Among Beyler's key findings: that investigators failed to examine all of the electrical outlets and appliances in the Willinghams' house in the small Texas town of Corsicana, did not consider other potential causes for the fire, came to conclusions that contradicted witnesses at the scene, and wrongly concluded Willingham's injuries could not have been caused as he said they were.

The state fire marshal on the case, Beyler concluded in his report, had "limited understanding" of fire science. The fire marshal "seems to be wholly without any realistic understanding of fires and how fire injuries are created," he wrote. The marshal's findings, he added, "are nothing more than a collection of personal beliefs that have nothing to do with science-based fire investigation."
Nine of the country's top scientists have reached the same conclusion in the last five years.
All concluded that the original investigators relied on outdated theories and folklore to justify the determination of arson.

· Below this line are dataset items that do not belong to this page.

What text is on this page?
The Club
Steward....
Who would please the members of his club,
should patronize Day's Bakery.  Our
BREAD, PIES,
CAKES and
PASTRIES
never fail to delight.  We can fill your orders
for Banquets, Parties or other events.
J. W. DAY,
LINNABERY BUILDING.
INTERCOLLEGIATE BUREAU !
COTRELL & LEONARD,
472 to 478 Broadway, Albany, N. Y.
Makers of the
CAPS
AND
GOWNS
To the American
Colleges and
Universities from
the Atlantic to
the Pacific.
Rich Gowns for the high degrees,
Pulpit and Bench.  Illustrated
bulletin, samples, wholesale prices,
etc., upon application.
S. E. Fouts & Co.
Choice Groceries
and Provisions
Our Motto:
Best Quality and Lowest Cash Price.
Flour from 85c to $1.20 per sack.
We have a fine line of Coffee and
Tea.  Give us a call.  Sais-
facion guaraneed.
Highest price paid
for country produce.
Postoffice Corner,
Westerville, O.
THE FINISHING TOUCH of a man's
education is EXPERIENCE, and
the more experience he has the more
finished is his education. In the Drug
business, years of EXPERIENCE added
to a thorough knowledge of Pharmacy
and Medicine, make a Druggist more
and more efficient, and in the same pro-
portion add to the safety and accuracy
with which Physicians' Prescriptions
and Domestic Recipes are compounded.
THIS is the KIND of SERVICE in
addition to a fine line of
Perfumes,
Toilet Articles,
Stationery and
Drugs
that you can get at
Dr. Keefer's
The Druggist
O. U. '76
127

JR at Daily Kos has also been following the case and has this report today.

What's next? The Texas Moratorium Network is renewing its call for a moratorium on Texacutions.
"Texas Moratorium Network has been warning for many years that Texas runs the risk of executing an innocent person because of the pace of executions in Texas and the many flaws in the system that can lead to innocent people being wrongfully convicted. Innocent people have been released from Texas death row in the past, including Ernest Willis.

It is too late to release Todd Willingham because Texas already executed him in 2004 for supposedly setting a fire to murder his three children. Today's news that the fire in the Willingham case was not arson means that Texas has moved another step closer to having to face the unspeakable horror that it has executed an innocent person", said Scott Cobb, president of Texas Moratorium Network.

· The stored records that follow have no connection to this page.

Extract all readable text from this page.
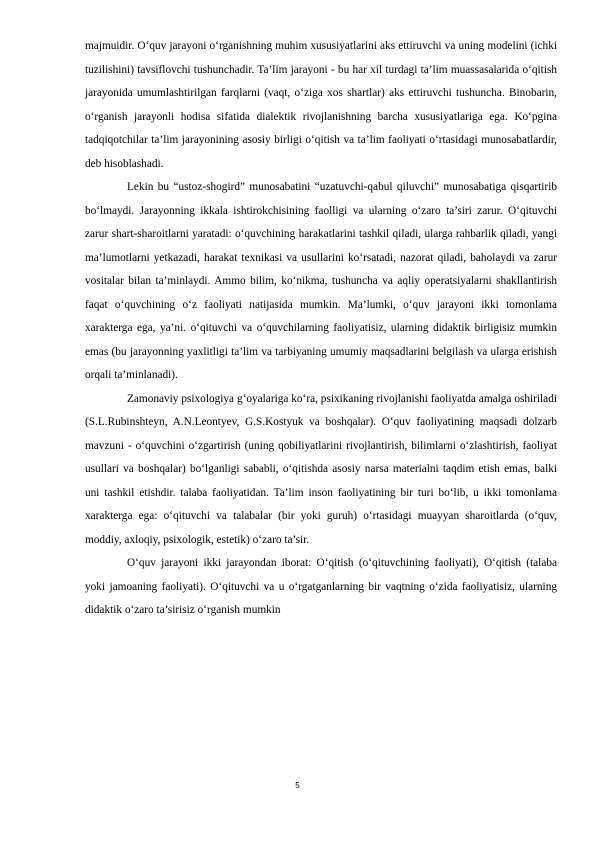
majmuidir. O‘quv jarayoni o‘rganishning muhim xususiyatlarini aks ettiruvchi va uning modelini (ichki tuzilishini) tavsiflovchi tushunchadir. Ta’lim jarayoni - bu har xil turdagi ta’lim muassasalarida o‘qitish jarayonida umumlashtirilgan farqlarni (vaqt, o‘ziga xos shartlar) aks ettiruvchi tushuncha. Binobarin, o‘rganish jarayonli hodisa sifatida dialektik rivojlanishning barcha xususiyatlariga ega. Ko‘pgina tadqiqotchilar ta’lim jarayonining asosiy birligi o‘qitish va ta’lim faoliyati o‘rtasidagi munosabatlardir, deb hisoblashadi.

Lekin bu “ustoz-shogird” munosabatini “uzatuvchi-qabul qiluvchi” munosabatiga qisqartirib bo‘lmaydi. Jarayonning ikkala ishtirokchisining faolligi va ularning o‘zaro ta’siri zarur. O‘qituvchi zarur shart-sharoitlarni yaratadi: o‘quvchining harakatlarini tashkil qiladi, ularga rahbarlik qiladi, yangi ma’lumotlarni yetkazadi, harakat texnikasi va usullarini ko‘rsatadi, nazorat qiladi, baholaydi va zarur vositalar bilan ta’minlaydi. Ammo bilim, ko‘nikma, tushuncha va aqliy operatsiyalarni shakllantirish faqat o‘quvchining o‘z faoliyati natijasida mumkin. Ma’lumki, o‘quv jarayoni ikki tomonlama xarakterga ega, ya’ni. o‘qituvchi va o‘quvchilarning faoliyatisiz, ularning didaktik birligisiz mumkin emas (bu jarayonning yaxlitligi ta’lim va tarbiyaning umumiy maqsadlarini belgilash va ularga erishish orqali ta’minlanadi).

Zamonaviy psixologiya g‘oyalariga ko‘ra, psixikaning rivojlanishi faoliyatda amalga oshiriladi (S.L.Rubinshteyn, A.N.Leontyev, G.S.Kostyuk va boshqalar). O‘quv faoliyatining maqsadi dolzarb mavzuni - o‘quvchini o‘zgartirish (uning qobiliyatlarini rivojlantirish, bilimlarni o‘zlashtirish, faoliyat usullari va boshqalar) bo‘lganligi sababli, o‘qitishda asosiy narsa materialni taqdim etish emas, balki uni tashkil etishdir. talaba faoliyatidan. Ta’lim inson faoliyatining bir turi bo‘lib, u ikki tomonlama xarakterga ega: o‘qituvchi va talabalar (bir yoki guruh) o‘rtasidagi muayyan sharoitlarda (o‘quv, moddiy, axloqiy, psixologik, estetik) o‘zaro ta’sir.

O‘quv jarayoni ikki jarayondan iborat: O‘qitish (o‘qituvchining faoliyati), O‘qitish (talaba yoki jamoaning faoliyati). O‘qituvchi va u o‘rgatganlarning bir vaqtning o‘zida faoliyatisiz, ularning didaktik o‘zaro ta’sirisiz o‘rganish mumkin

5
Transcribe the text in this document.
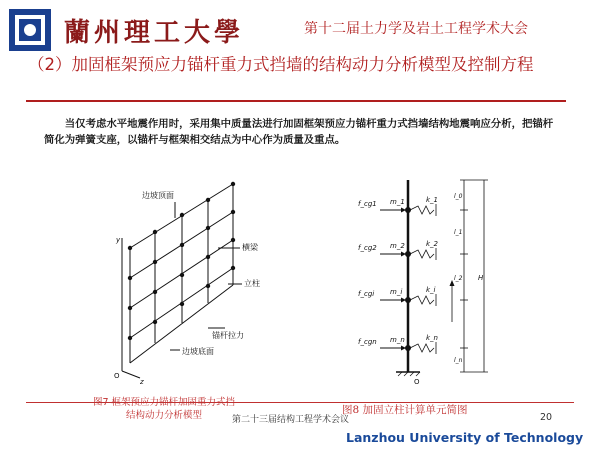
蘭州理工大學	第十二届土力学及岩土工程学术大会
（2）加固框架预应力锚杆重力式挡墙的结构动力分析模型及控制方程
当仅考虑水平地震作用时，采用集中质量法进行加固框架预应力锚杆重力式挡墙结构地震响应分析，把锚杆简化为弹簧支座，以锚杆与框架相交结点为中心作为质量及重点。
边坡顶面
横梁
立柱
锚杆拉力
边坡底面
y
z
O
f_cg1
f_cg2
f_cgi
f_cgn
m_1
m_2
m_i
m_n
k_1
k_2
k_i
k_n
O
H
l_0
l_1
l_2
l_n
结构动力分析模型	图8 加固立柱计算单元简图
第二十三届结构工程学术会议	20
Lanzhou University of Technology
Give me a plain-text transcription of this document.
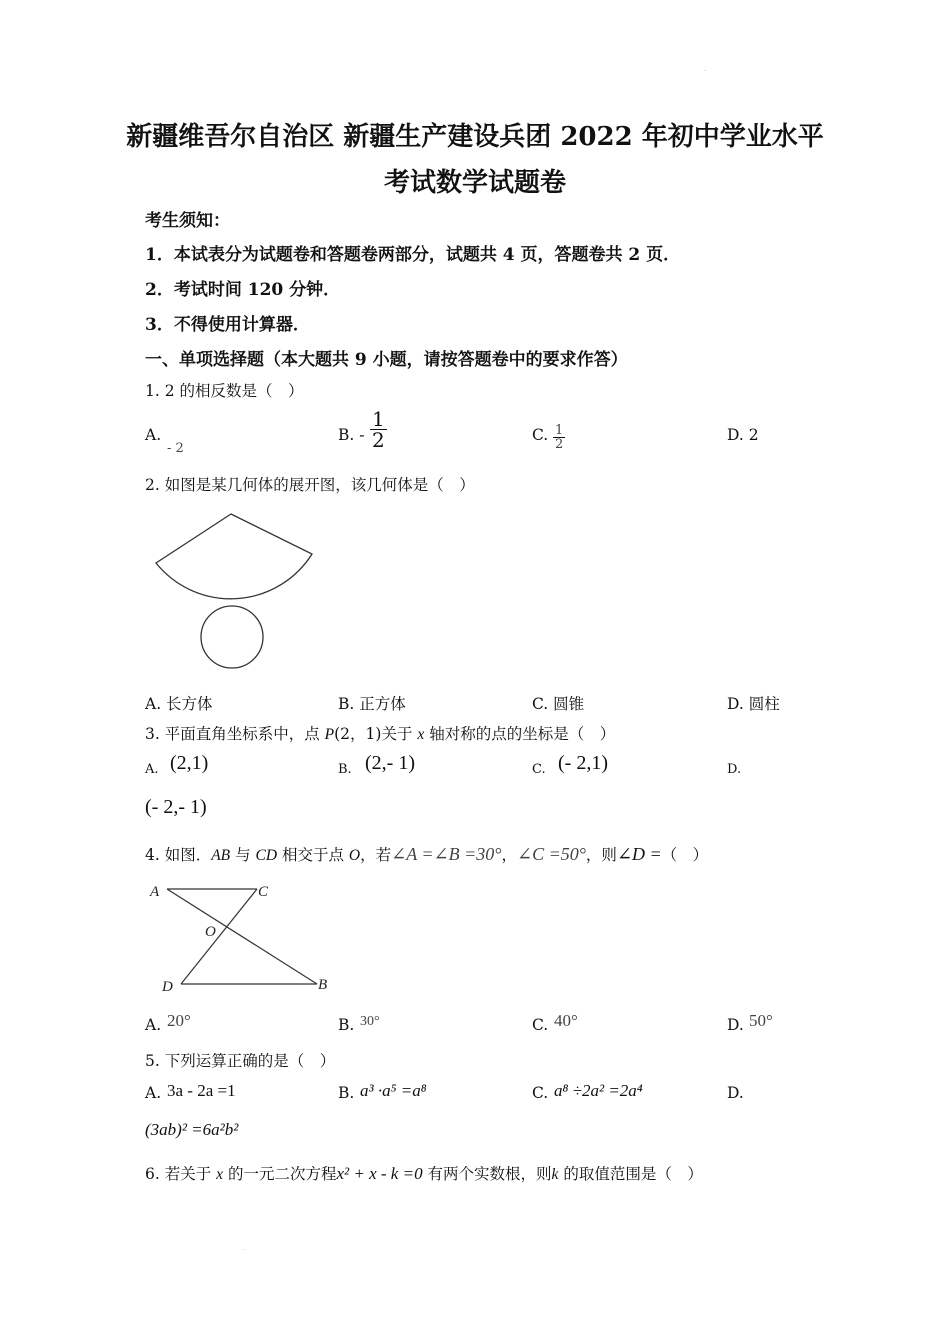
新疆维吾尔自治区 新疆生产建设兵团 2022 年初中学业水平
考试数学试题卷
考生须知：
1．本试表分为试题卷和答题卷两部分，试题共 4 页，答题卷共 2 页．
2．考试时间 120 分钟．
3．不得使用计算器．
一、单项选择题（本大题共 9 小题，请按答题卷中的要求作答）
1. 2 的相反数是（　）
A.
- 2
B. - $\frac{1}{2}$	C. $\frac{1}{2}$	D. 2
2. 如图是某几何体的展开图，该几何体是（　）
A. 长方体	B. 正方体	C. 圆锥	D. 圆柱
3. 平面直角坐标系中，点 P(2，1)关于 x 轴对称的点的坐标是（　）
A. (2,1)	B. (2,- 1)	C. (- 2,1)	D.
(- 2,- 1)
4. 如图．AB 与 CD 相交于点 O，若∠A =∠B =30°，∠C =50°，则∠D =（　）
A	C
O
D	B
A. 20°	B. 30°	C. 40°	D. 50°
5. 下列运算正确的是（　）
A. 3a - 2a =1	B. a³ ·a⁵ =a⁸	C. a⁸ ÷2a² =2a⁴	D.
(3ab)² =6a²b²
6. 若关于 x 的一元二次方程x² + x - k =0 有两个实数根，则k 的取值范围是（　）
.
.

As the Chicago Tribune opined in 2004:
That's what passes for justice in Texas. The Willingham case undermines the notion that we execute only those we know to be guilty "beyond a reasonable doubt." It should send a shiver across the nation.
 
Holy crap. That settles that debate. I can't remember how many times I heard on this site some con saying, "It's never been proven that we have ever in this country executed an innocent man!!11!"
 
Holy crap. That settles that debate. I can't remember how many times I heard on this site some con saying, "It's never been proven that we have ever in this country executed an innocent man!!11!"

It's never been "proven" because executing states take specific pains to not pursue the matter.
 
I read about this yesterday. I would seriously love to see this aired and force states to change the death penalty procedures. I'm a big advocate of the death penalty, but only when proven so beyond the shadow of a doubt that absolutely nobody could dispute that the person committed the crime.